How to Evaluate Your Company’s Carbon Risk

Companies’ and organizations’ daily activities and the residues they generate have a high environmental impact. Thus, in addition to ESG policies, which are a constant and inevitable concern in the life of managers and leaders of contemporary companies, new challenges appear on the horizon of the corporate world.
After decades of debating climate issues, governments all over the world are imposing tough actions toward net-zero emissions. For this reason, leaders and managers must pay special attention to this issue to be able to design and implement a strategic plan to reduce their environmental footprint, develop regular reporting on the topic, and understand the metrics that assess the risk and financial impact of these issues. In this sense, here are four tips on how to evaluate your company’s carbon risk.
1 | Select a method
As well as in the case of building certification programs, there are various rules for greenhouse gas (GHG) reporting and it is up to you, the leader or manager, to determine which one your company should use.
You might consider, for example, the Greenhouse Gas Protocol – built on a 20-year partnership between the World Resources Institute (WRI) and the World Business Council for Sustainable Development (WBCSD) – which establishes global, comprehensive standardized frameworks aimed at measuring and managing greenhouse gas (GHG) emissions from private and public sector operations.
If you want to start with simpler steps, start assessing and calculating your emissions with certain online calculators that can help with the process, such as the CoolClimate Network, or the Nature Conservancy.
2 | Select a range of emissions
Regardless of which formula you use to calculate emissions, you should also know what your domain is. This allows you to set a limit on what you should include in your data collection and categorize it.
Taking the example of the Greenhouse Gas Protocol, emissions are categorized into three domains based on the proximity and control of emissions:
Scope 1: the highest level of control, in which the release of emissions through smoke from a chimney is considered.

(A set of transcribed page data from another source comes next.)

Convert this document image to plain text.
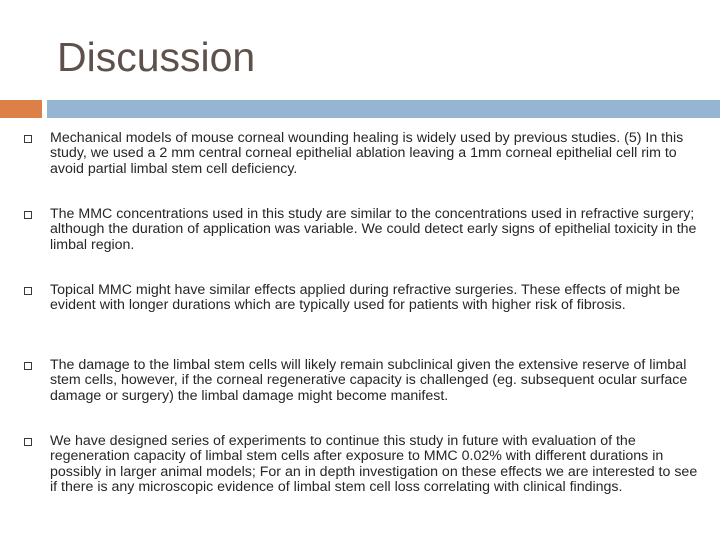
Discussion

Mechanical models of mouse corneal wounding healing is widely used by previous studies. (5) In this study, we used a 2 mm central corneal epithelial ablation leaving a 1mm corneal epithelial cell rim to avoid partial limbal stem cell deficiency.

The MMC concentrations used in this study are similar to the concentrations used in refractive surgery; although the duration of application was variable. We could detect early signs of epithelial toxicity in the limbal region.

Topical MMC might have similar effects applied during refractive surgeries. These effects of might be evident with longer durations which are typically used for patients with higher risk of fibrosis.

The damage to the limbal stem cells will likely remain subclinical given the extensive reserve of limbal stem cells, however, if the corneal regenerative capacity is challenged (eg. subsequent ocular surface damage or surgery) the limbal damage might become manifest.

We have designed series of experiments to continue this study in future with evaluation of the regeneration capacity of limbal stem cells after exposure to MMC 0.02% with different durations in possibly in larger animal models; For an in depth investigation on these effects we are interested to see if there is any microscopic evidence of limbal stem cell loss correlating with clinical findings.
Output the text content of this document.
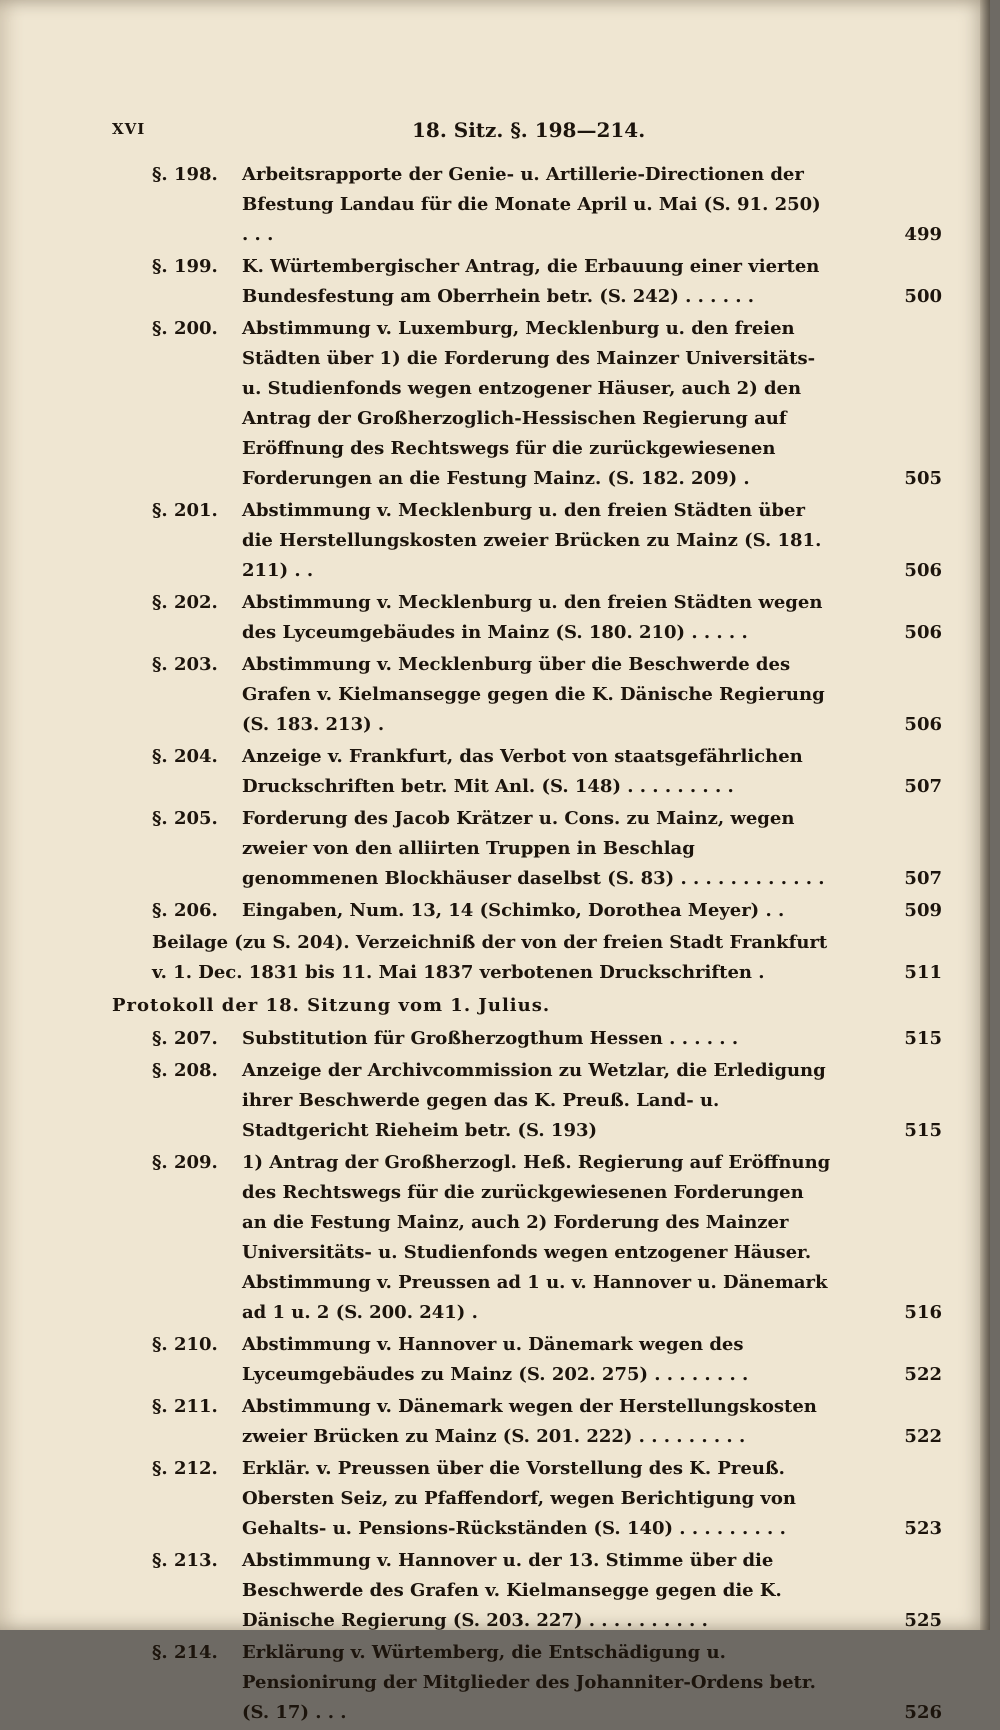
XVI	18. Sitz. §. 198—214.
§. 198.	Arbeitsrapporte der Genie- u. Artillerie-Directionen der Bfestung Landau für die Monate April u. Mai (S. 91. 250) . . .	499
§. 199.	K. Würtembergischer Antrag, die Erbauung einer vierten Bundesfestung am Oberrhein betr. (S. 242) . . . . . .	500
§. 200.	Abstimmung v. Luxemburg, Mecklenburg u. den freien Städten über 1) die Forderung des Mainzer Universitäts- u. Studienfonds wegen entzogener Häuser, auch 2) den Antrag der Großherzoglich-Hessischen Regierung auf Eröffnung des Rechtswegs für die zurückgewiesenen Forderungen an die Festung Mainz. (S. 182. 209) .	505
§. 201.	Abstimmung v. Mecklenburg u. den freien Städten über die Herstellungskosten zweier Brücken zu Mainz (S. 181. 211) . .	506
§. 202.	Abstimmung v. Mecklenburg u. den freien Städten wegen des Lyceumgebäudes in Mainz (S. 180. 210) . . . . .	506
§. 203.	Abstimmung v. Mecklenburg über die Beschwerde des Grafen v. Kielmansegge gegen die K. Dänische Regierung (S. 183. 213) .	506
§. 204.	Anzeige v. Frankfurt, das Verbot von staatsgefährlichen Druckschriften betr. Mit Anl. (S. 148) . . . . . . . . .	507
§. 205.	Forderung des Jacob Krätzer u. Cons. zu Mainz, wegen zweier von den alliirten Truppen in Beschlag genommenen Blockhäuser daselbst (S. 83) . . . . . . . . . . . .	507
§. 206.	Eingaben, Num. 13, 14 (Schimko, Dorothea Meyer) . .	509
Beilage (zu S. 204). Verzeichniß der von der freien Stadt Frankfurt v. 1. Dec. 1831 bis 11. Mai 1837 verbotenen Druckschriften .	511
Protokoll der 18. Sitzung vom 1. Julius.
§. 207.	Substitution für Großherzogthum Hessen . . . . . .	515
§. 208.	Anzeige der Archivcommission zu Wetzlar, die Erledigung ihrer Beschwerde gegen das K. Preuß. Land- u. Stadtgericht Rieheim betr. (S. 193)	515
§. 209.	1) Antrag der Großherzogl. Heß. Regierung auf Eröffnung des Rechtswegs für die zurückgewiesenen Forderungen an die Festung Mainz, auch 2) Forderung des Mainzer Universitäts- u. Studienfonds wegen entzogener Häuser. Abstimmung v. Preussen ad 1 u. v. Hannover u. Dänemark ad 1 u. 2 (S. 200. 241) .	516
§. 210.	Abstimmung v. Hannover u. Dänemark wegen des Lyceumgebäudes zu Mainz (S. 202. 275) . . . . . . . .	522
§. 211.	Abstimmung v. Dänemark wegen der Herstellungskosten zweier Brücken zu Mainz (S. 201. 222) . . . . . . . . .	522
§. 212.	Erklär. v. Preussen über die Vorstellung des K. Preuß. Obersten Seiz, zu Pfaffendorf, wegen Berichtigung von Gehalts- u. Pensions-Rückständen (S. 140) . . . . . . . . .	523
§. 213.	Abstimmung v. Hannover u. der 13. Stimme über die Beschwerde des Grafen v. Kielmansegge gegen die K. Dänische Regierung (S. 203. 227) . . . . . . . . . .	525
§. 214.	Erklärung v. Würtemberg, die Entschädigung u. Pensionirung der Mitglieder des Johanniter-Ordens betr. (S. 17) . . .	526
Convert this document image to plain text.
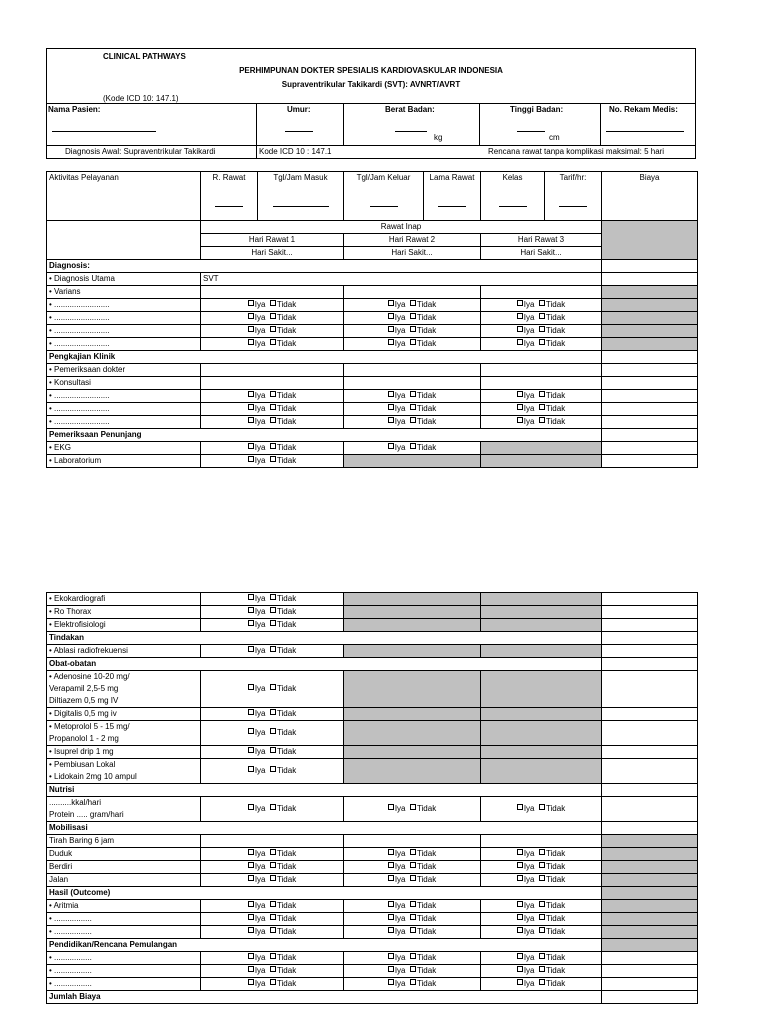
CLINICAL PATHWAYS
PERHIMPUNAN DOKTER SPESIALIS KARDIOVASKULAR INDONESIA
Supraventrikular Takikardi (SVT): AVNRT/AVRT
(Kode ICD 10: 147.1)
Nama Pasien:	Umur:	Berat Badan:
kg
Tinggi Badan:
cm
No. Rekam Medis:
Diagnosis Awal: Supraventrikular Takikardi	Kode ICD 10 : 147.1	Rencana rawat tanpa komplikasi maksimal: 5 hari
Aktivitas Pelayanan	R. Rawat	Tgl/Jam Masuk	Tgl/Jam Keluar	Lama Rawat	Kelas	Tarif/hr:	Biaya
	Rawat Inap						
	Hari Rawat 1		Hari Rawat 2		Hari Rawat 3		
	Hari Sakit...		Hari Sakit...		Hari Sakit...		
Diagnosis:							
• Diagnosis Utama	SVT						
• Varians							
• .........................	Iya Tidak		Iya Tidak		Iya Tidak		
• .........................	Iya Tidak		Iya Tidak		Iya Tidak		
• .........................	Iya Tidak		Iya Tidak		Iya Tidak		
• .........................	Iya Tidak		Iya Tidak		Iya Tidak		
Pengkajian Klinik							
• Pemeriksaan dokter							
• Konsultasi							
• .........................	Iya Tidak		Iya Tidak		Iya Tidak		
• .........................	Iya Tidak		Iya Tidak		Iya Tidak		
• .........................	Iya Tidak		Iya Tidak		Iya Tidak		
Pemeriksaan Penunjang							
• EKG	Iya Tidak		Iya Tidak				
• Laboratorium	Iya Tidak						
• Ekokardiografi	Iya Tidak			
• Ro Thorax	Iya Tidak			
• Elektrofisiologi	Iya Tidak			
Tindakan				
• Ablasi radiofrekuensi	Iya Tidak			
Obat-obatan				

• Adenosine 10-20 mg/
Verapamil 2,5-5 mg
Diltiazem 0,5 mg IV	Iya Tidak			
• Digitalis 0,5 mg iv	Iya Tidak			

• Metoprolol 5 - 15 mg/
Propanolol 1 - 2 mg	Iya Tidak			
• Isuprel drip 1 mg	Iya Tidak			

• Pembiusan Lokal
• Lidokain 2mg 10 ampul	Iya Tidak			
Nutrisi				

..........kkal/hari
Protein ..... gram/hari	Iya Tidak	Iya Tidak	Iya Tidak	
Mobilisasi				
Tirah Baring 6 jam				
Duduk	Iya Tidak	Iya Tidak	Iya Tidak	
Berdiri	Iya Tidak	Iya Tidak	Iya Tidak	
Jalan	Iya Tidak	Iya Tidak	Iya Tidak	
Hasil (Outcome)				
• Aritmia	Iya Tidak	Iya Tidak	Iya Tidak	
• .................	Iya Tidak	Iya Tidak	Iya Tidak	
• .................	Iya Tidak	Iya Tidak	Iya Tidak	
Pendidikan/Rencana Pemulangan				
• .................	Iya Tidak	Iya Tidak	Iya Tidak	
• .................	Iya Tidak	Iya Tidak	Iya Tidak	
• .................	Iya Tidak	Iya Tidak	Iya Tidak	
Jumlah Biaya				
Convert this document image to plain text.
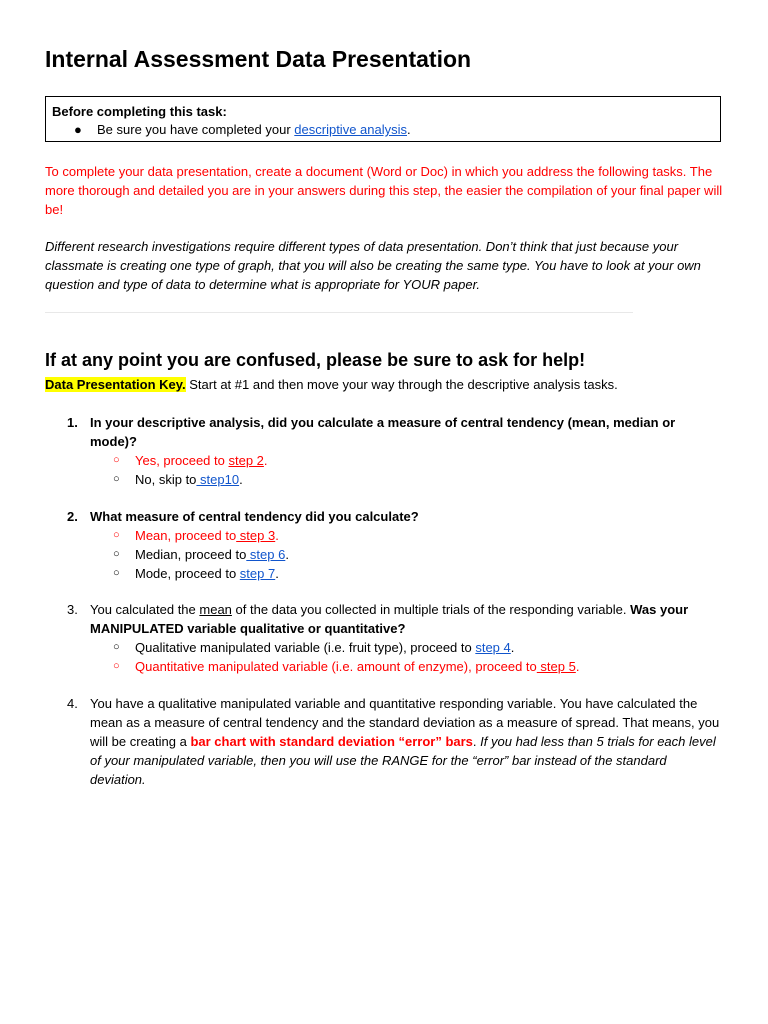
Internal Assessment Data Presentation
Before completing this task:
● Be sure you have completed your descriptive analysis.

To complete your data presentation, create a document (Word or Doc) in which you address the following tasks. The more thorough and detailed you are in your answers during this step, the easier the compilation of your final paper will be!

Different research investigations require different types of data presentation. Don’t think that just because your classmate is creating one type of graph, that you will also be creating the same type. You have to look at your own question and type of data to determine what is appropriate for YOUR paper.

If at any point you are confused, please be sure to ask for help!
Data Presentation Key. Start at #1 and then move your way through the descriptive analysis tasks.
1. In your descriptive analysis, did you calculate a measure of central tendency (mean, median or mode)?
○ Yes, proceed to step 2.
○ No, skip to step10.
2. What measure of central tendency did you calculate?
○ Mean, proceed to step 3.
○ Median, proceed to step 6.
○ Mode, proceed to step 7.
3. You calculated the mean of the data you collected in multiple trials of the responding variable. Was your MANIPULATED variable qualitative or quantitative?
○ Qualitative manipulated variable (i.e. fruit type), proceed to step 4.
○ Quantitative manipulated variable (i.e. amount of enzyme), proceed to step 5.
4. You have a qualitative manipulated variable and quantitative responding variable. You have calculated the mean as a measure of central tendency and the standard deviation as a measure of spread. That means, you will be creating a bar chart with standard deviation “error” bars. If you had less than 5 trials for each level of your manipulated variable, then you will use the RANGE for the “error” bar instead of the standard deviation.
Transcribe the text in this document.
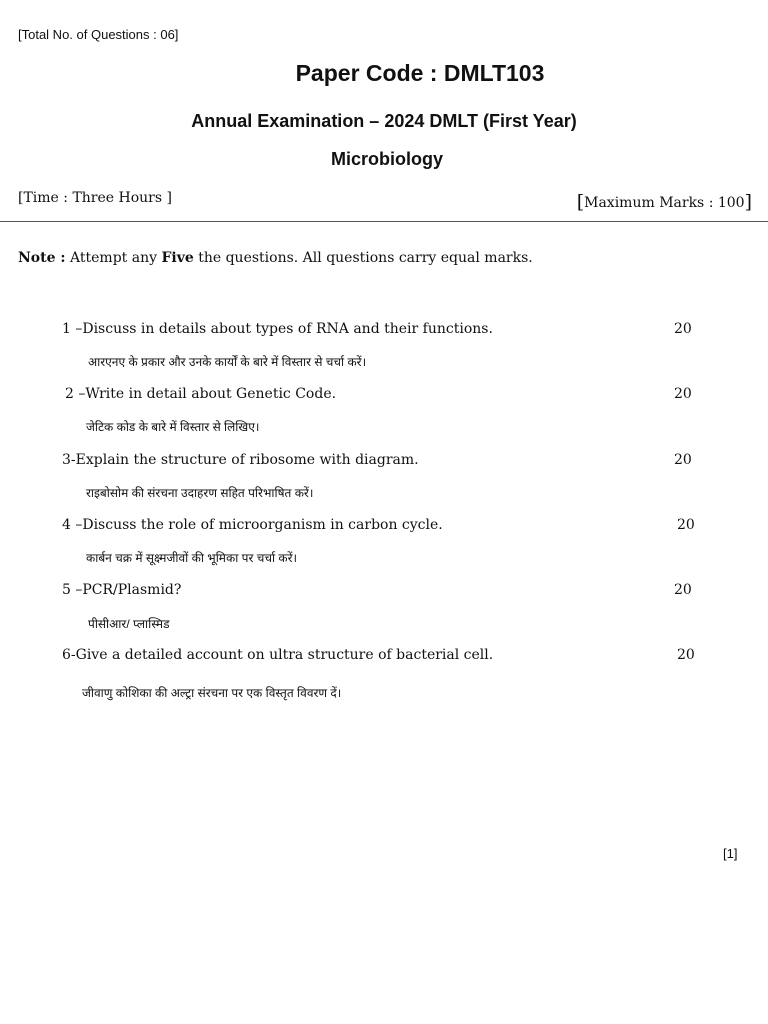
[Total No. of Questions : 06]
Paper Code : DMLT103
Annual Examination – 2024 DMLT (First Year)
Microbiology
[Time : Three Hours ]	[Maximum Marks : 100]
Note : Attempt any Five the questions. All questions carry equal marks.
1 –Discuss in details about types of RNA and their functions.	20
आरएनए के प्रकार और उनके कार्यों के बारे में विस्तार से चर्चा करें।
2 –Write in detail about Genetic Code.	20
जेटिक कोड के बारे में विस्तार से लिखिए।
3-Explain the structure of ribosome with diagram.	20
राइबोसोम की संरचना उदाहरण सहित परिभाषित करें।
4 –Discuss the role of microorganism in carbon cycle.	20
कार्बन चक्र में सूक्ष्मजीवों की भूमिका पर चर्चा करें।
5 –PCR/Plasmid?	20
पीसीआर/ प्लास्मिड
6-Give a detailed account on ultra structure of bacterial cell.	20
जीवाणु कोशिका की अल्ट्रा संरचना पर एक विस्तृत विवरण दें।
[1]
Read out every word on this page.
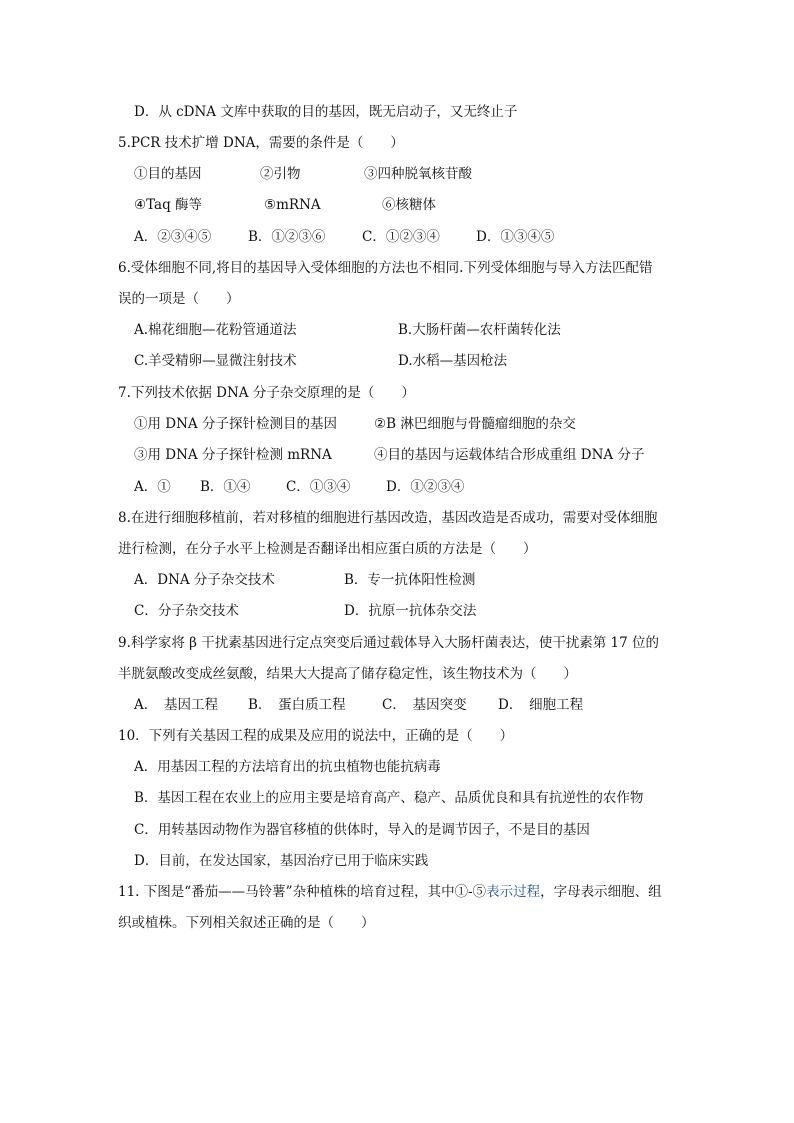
D．从 cDNA 文库中获取的目的基因，既无启动子，又无终止子
5.PCR 技术扩增 DNA，需要的条件是（　　）
①目的基因	②引物	③四种脱氧核苷酸
④Taq 酶等	⑤mRNA	⑥核糖体
A．②③④⑤	B．①②③⑥	C．①②③④	D．①③④⑤
6.受体细胞不同,将目的基因导入受体细胞的方法也不相同.下列受体细胞与导入方法匹配错
误的一项是（　　）
A.棉花细胞—花粉管通道法	B.大肠杆菌—农杆菌转化法
C.羊受精卵—显微注射技术	D.水稻—基因枪法
7.下列技术依据 DNA 分子杂交原理的是（　　）
①用 DNA 分子探针检测目的基因	②B 淋巴细胞与骨髓瘤细胞的杂交
③用 DNA 分子探针检测 mRNA	④目的基因与运载体结合形成重组 DNA 分子
A．① B．①④	C．①③④	D．①②③④
8.在进行细胞移植前，若对移植的细胞进行基因改造，基因改造是否成功，需要对受体细胞
进行检测，在分子水平上检测是否翻译出相应蛋白质的方法是（　　）
A．DNA 分子杂交技术	B．专一抗体阳性检测
C．分子杂交技术	D．抗原一抗体杂交法
9.科学家将 β 干扰素基因进行定点突变后通过载体导入大肠杆菌表达，使干扰素第 17 位的
半胱氨酸改变成丝氨酸，结果大大提高了储存稳定性，该生物技术为（　　）
A．　基因工程 B．　蛋白质工程	C．　基因突变 D．　细胞工程
10．下列有关基因工程的成果及应用的说法中，正确的是（　　）
A．用基因工程的方法培育出的抗虫植物也能抗病毒
B．基因工程在农业上的应用主要是培育高产、稳产、品质优良和具有抗逆性的农作物
C．用转基因动物作为器官移植的供体时，导入的是调节因子，不是目的基因
D．目前，在发达国家，基因治疗已用于临床实践
11. 下图是“番茄——马铃薯”杂种植株的培育过程，其中①-⑤表示过程，字母表示细胞、组
织或植株。下列相关叙述正确的是（　　）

That is, the emitter owns the source and has full control over whether it creates emissions.
Scope 2: in this domain, users can control the amount of energy they consume, however, they do not control how it’s produced, and therefore they don’t know the intensity of its emissions. An example is electricity from the grid.
Scope 3: the area where there is less control or ownership over emissions. Employee travel or commuting, the supplier’s supply chain, or even the energy spent building new products are some of the elements to be considered in this scope.
So regardless of the method used, consistency and transparency are key. Collecting and analyzing data over time on a regular basis will help your company identify which areas it needs to improve and what are the results of the actions it implements towards carbon neutrality.
3 | Making advantage of the data
The selection and analysis of data on GHG emissions can be a key step for your organization, considering it can give you a competitive advantage.
Furthermore, by exploring the most important data you can also understand the company’s overall performance regarding everything that is directly linked to energy and sustainability, and, thus, act on the data collected to achieve greater efficiency and cost reduction.
4 | Request for help
You might not have the time and resources to calculate your company’s carbon footprint, and this is not a problem as several organizations can help you with this task. For example, accounting and auditing firms are now focusing on these tools, because investors consider carbon emissions as a risk factor.
You can also use online software solutions such as the one developed by SAP Product Footprint Management or the Nature Conservancy.